More notably, these numbers also do not include lawsuits filed for inaccessibility of mobile apps (unless the lawsuit also alleged an inaccessible website). In an unscientific search, we came across 203 ADA violations lawsuits for inaccessible mobile apps, all filed by three attorneys in Florida and New York.

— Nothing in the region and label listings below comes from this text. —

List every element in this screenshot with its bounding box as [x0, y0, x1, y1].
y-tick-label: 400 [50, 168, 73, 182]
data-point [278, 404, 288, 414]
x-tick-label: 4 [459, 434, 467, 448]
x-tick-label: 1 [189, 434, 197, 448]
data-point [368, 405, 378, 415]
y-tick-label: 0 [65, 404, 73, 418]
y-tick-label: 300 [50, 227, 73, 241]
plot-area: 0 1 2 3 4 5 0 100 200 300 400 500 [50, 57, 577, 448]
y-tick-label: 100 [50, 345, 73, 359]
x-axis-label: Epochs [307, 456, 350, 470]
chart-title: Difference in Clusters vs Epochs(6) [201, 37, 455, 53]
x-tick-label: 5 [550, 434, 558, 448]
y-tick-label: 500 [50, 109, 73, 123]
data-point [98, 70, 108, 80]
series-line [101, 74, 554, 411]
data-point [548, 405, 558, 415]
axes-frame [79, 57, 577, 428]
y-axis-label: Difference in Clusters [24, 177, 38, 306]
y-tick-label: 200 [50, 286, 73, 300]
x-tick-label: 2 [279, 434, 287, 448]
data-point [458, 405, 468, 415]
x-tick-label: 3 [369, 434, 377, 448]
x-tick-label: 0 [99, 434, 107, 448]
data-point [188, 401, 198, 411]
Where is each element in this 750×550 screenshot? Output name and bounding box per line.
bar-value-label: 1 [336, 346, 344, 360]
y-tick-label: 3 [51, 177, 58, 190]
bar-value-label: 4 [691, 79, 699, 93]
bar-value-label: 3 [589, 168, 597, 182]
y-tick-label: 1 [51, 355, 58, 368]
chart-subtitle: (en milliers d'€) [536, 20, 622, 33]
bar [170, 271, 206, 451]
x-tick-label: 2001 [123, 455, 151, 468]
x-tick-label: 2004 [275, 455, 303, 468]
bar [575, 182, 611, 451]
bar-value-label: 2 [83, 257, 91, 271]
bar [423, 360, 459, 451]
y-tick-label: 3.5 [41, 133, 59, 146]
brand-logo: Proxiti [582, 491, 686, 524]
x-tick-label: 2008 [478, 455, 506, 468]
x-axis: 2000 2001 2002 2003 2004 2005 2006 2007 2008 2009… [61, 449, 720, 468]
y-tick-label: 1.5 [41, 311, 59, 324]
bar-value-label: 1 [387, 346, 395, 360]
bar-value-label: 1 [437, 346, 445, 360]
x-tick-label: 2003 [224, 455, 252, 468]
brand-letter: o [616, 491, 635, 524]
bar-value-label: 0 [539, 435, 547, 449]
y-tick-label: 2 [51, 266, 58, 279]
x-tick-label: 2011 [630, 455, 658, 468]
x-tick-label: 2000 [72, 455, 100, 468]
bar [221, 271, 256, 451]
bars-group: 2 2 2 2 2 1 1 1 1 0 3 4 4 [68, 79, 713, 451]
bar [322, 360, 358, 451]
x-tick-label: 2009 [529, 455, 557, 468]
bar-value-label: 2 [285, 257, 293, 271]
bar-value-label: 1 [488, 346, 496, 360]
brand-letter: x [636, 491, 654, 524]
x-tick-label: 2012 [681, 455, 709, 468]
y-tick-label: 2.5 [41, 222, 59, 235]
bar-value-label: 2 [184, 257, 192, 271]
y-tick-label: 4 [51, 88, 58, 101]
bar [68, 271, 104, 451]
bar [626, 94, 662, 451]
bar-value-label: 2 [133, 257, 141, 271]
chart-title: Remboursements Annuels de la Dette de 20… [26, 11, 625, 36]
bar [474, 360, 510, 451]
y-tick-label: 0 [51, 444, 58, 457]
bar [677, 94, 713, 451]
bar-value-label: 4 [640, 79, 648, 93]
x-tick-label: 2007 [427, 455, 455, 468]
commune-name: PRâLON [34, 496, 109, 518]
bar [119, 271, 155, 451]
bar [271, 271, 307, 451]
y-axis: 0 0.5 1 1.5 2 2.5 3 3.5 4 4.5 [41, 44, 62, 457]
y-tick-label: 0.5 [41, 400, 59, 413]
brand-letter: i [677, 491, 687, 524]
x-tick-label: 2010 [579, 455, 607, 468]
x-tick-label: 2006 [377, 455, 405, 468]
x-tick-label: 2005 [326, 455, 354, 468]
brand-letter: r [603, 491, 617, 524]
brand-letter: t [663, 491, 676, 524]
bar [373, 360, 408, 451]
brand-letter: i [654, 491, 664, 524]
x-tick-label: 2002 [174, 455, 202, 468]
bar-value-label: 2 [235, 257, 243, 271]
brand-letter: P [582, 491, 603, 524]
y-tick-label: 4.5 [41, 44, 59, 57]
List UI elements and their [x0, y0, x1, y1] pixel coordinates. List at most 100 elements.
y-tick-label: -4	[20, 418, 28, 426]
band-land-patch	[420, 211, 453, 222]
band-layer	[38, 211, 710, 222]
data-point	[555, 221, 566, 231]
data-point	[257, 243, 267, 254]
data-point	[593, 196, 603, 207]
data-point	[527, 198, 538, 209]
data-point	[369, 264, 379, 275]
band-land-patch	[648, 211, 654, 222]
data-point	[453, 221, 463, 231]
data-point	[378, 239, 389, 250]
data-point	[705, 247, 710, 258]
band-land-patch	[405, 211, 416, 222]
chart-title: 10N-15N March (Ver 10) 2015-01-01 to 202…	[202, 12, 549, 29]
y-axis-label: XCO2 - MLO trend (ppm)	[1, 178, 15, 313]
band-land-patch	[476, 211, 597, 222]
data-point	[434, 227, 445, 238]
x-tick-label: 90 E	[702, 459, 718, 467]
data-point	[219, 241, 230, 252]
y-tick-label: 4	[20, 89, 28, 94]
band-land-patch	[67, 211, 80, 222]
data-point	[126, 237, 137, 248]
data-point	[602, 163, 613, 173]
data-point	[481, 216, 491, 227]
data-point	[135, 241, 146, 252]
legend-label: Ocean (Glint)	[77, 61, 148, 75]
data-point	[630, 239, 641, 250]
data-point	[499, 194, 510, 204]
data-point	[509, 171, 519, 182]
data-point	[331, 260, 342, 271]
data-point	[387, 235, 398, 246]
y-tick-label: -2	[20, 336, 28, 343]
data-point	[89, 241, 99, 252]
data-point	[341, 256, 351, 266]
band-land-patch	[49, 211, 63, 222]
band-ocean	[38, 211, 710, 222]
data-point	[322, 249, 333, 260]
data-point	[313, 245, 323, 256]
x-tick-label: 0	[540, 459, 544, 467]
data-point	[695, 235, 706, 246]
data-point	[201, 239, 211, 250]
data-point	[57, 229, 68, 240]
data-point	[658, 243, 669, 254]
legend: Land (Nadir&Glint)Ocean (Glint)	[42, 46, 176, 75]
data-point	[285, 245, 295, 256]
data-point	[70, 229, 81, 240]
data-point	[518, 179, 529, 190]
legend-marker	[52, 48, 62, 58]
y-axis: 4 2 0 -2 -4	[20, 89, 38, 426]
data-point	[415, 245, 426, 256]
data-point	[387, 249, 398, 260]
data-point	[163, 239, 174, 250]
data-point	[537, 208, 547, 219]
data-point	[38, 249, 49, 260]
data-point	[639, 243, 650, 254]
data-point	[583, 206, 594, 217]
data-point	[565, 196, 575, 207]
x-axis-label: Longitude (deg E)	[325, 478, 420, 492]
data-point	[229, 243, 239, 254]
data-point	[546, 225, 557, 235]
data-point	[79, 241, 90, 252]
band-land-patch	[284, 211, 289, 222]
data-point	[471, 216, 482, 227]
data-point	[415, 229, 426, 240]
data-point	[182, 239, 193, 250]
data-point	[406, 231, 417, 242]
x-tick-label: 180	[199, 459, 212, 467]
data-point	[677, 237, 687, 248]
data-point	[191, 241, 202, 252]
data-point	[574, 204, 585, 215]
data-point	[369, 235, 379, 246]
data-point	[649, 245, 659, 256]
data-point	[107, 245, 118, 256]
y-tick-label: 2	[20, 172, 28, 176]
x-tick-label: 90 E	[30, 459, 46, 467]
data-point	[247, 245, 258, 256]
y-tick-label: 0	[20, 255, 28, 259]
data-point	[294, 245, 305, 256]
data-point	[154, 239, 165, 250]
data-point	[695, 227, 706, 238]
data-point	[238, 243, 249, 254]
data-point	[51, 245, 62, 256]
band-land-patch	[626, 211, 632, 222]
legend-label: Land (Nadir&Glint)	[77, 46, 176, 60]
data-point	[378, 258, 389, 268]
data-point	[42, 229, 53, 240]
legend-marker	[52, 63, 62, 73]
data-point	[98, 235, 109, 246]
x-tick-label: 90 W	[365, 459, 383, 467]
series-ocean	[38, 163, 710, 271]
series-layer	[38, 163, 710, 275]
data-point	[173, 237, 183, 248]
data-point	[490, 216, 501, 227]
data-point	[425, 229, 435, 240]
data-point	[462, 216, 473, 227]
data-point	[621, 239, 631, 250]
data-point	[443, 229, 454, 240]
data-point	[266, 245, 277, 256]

About Our Methodology: Our 2020 numbers are based on keyword searches of data from the Courthouse News Services. As a result, it is possible that there are some website accessibility cases that were not tracked in searches if their descriptions did not include keywords. We then manually review the thousands of entries to remove complaints that may be related to websites but not related to the accessibility of a website to a user with a disability. For example, during the 2018-2021 period, there were a number of lawsuits (a huge explosion of such lawsuits in California in 2021) filed by claimants with mobility disabilities because hotel reservation websites did not provide sufficient information about the accessibility of hotel facilities. We also removed a number of lawsuits from the 2020 census against state and local government agencies under Title II of the ADA for inaccessible websites.